6. Impacts mesurables
- Encaissements : DSO réduit de 76 jours à 13,8 jours ; relances désormais systématiques et tracées.
- Trésorerie : reconstitution de 0,43 k€ à 30,3 k€ en un exercice.
- BFR : diminution de 50 jours à 1,9 jour de CA, soit un cycle d’exploitation quasi neutre en besoin de financement.
- Qualité administrative : passage à Facture X, suppression des factures « oubliées », standardisation des devis, fiabilisation des échanges avec l’expert‑comptable.
- Charge mentale du dirigeant : diminution notable (moins de « paperasse », suivi automatisé, rituels simples).
- Relation cabinet comptable : collaboration fluidifiée grâce aux flux dématérialisés (OCR) et aux exports structurés ; traitement plus régulier, moins d’allers‑retours.
- Satisfaction client final : perception d’un professionnalisme accru (devis détaillés, conditions de paiement claires, factures conformes) ; meilleur encadrement des délais et des obligations réciproques.

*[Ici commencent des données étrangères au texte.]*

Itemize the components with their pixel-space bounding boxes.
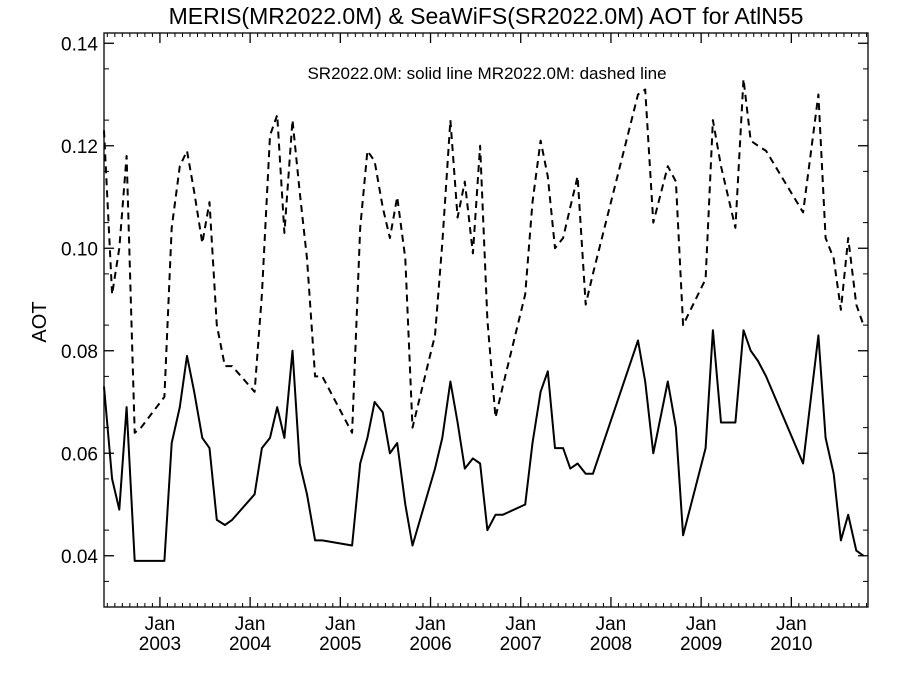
x-tick-year-label: 2009	[680, 634, 722, 655]
y-tick-label: 0.12	[61, 137, 98, 158]
y-tick-label: 0.10	[61, 239, 98, 260]
line-style-note: SR2022.0M: solid line MR2022.0M: dashed …	[307, 64, 666, 83]
x-tick-month-label: Jan	[686, 614, 717, 635]
x-tick-year-label: 2003	[139, 634, 181, 655]
series-sr2022-solid-line	[103, 329, 865, 562]
x-tick-year-label: 2010	[770, 634, 812, 655]
chart-title: MERIS(MR2022.0M) & SeaWiFS(SR2022.0M) AO…	[169, 3, 804, 29]
axis-ticks: 0.040.060.080.100.120.14Jan2003Jan2004Ja…	[61, 33, 868, 655]
series-mr2022-dashed-line	[103, 78, 865, 434]
x-tick-month-label: Jan	[505, 614, 536, 635]
x-tick-month-label: Jan	[596, 614, 627, 635]
x-tick-month-label: Jan	[325, 614, 356, 635]
y-axis-label: AOT	[29, 301, 51, 342]
x-tick-year-label: 2008	[590, 634, 632, 655]
x-tick-year-label: 2004	[229, 634, 272, 655]
plot-frame	[103, 32, 869, 608]
x-tick-month-label: Jan	[235, 614, 266, 635]
y-tick-label: 0.08	[61, 342, 98, 363]
x-tick-month-label: Jan	[145, 614, 176, 635]
y-tick-label: 0.06	[61, 444, 98, 465]
x-tick-month-label: Jan	[415, 614, 446, 635]
y-tick-label: 0.14	[61, 34, 98, 55]
y-tick-label: 0.04	[61, 547, 98, 568]
x-tick-year-label: 2005	[319, 634, 361, 655]
x-tick-year-label: 2007	[500, 634, 542, 655]
data-series	[103, 78, 865, 562]
x-tick-month-label: Jan	[776, 614, 807, 635]
x-tick-year-label: 2006	[409, 634, 451, 655]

- Positionnement commercial : tarification homogène, cohérence des marges par typologie de chantiers, amélioration de la réponse aux demandes.
7. Gouvernance et structuration juridique
Compte tenu de la stabilisation opérationnelle attendue, nous recommandons la transformation en SASU afin de :
- protéger le patrimoine personnel et familial via la création d’une personne morale distincte,
- renforcer la crédibilité vis‑à‑vis des partenaires,
- bénéficier de l’IS par défaut et d’un arbitrage optimisé rémunération/dividendes,
- relever du régime social « assimilé salarié » (meilleure couverture, hors chômage).
Le passage interviendra après 2 à 3 trimestres consécutifs avec marge d’EBITDA ≥ 8 %, DSO ≤ 20 jours et trésorerie ≥ 2–3 mois de charges fixes.
Le plan comprendra la création de la société, le transfert d’activité (apport/cession du fonds), la bascule des outils/comptabilité et la définition d’une politique de rémunération progressive après couverture du BFR.
8. Annexes — définitions
CA : produit des ventes
Bénéfice : profit réalisé par l’activité
DSO : délai moyen d’encaissement des factures clients.
DPO : délai moyen de paiement fournisseurs.
BFR : besoin de financement du cycle d’exploitation (stocks + clients – fournisseurs).
EBITDA/EBE : résultat d’exploitation avant dotations et amortissements.
Facture X : format structuré de facture électronique facilitant l’échange et le pré‑remplissage TVA/comptabilité.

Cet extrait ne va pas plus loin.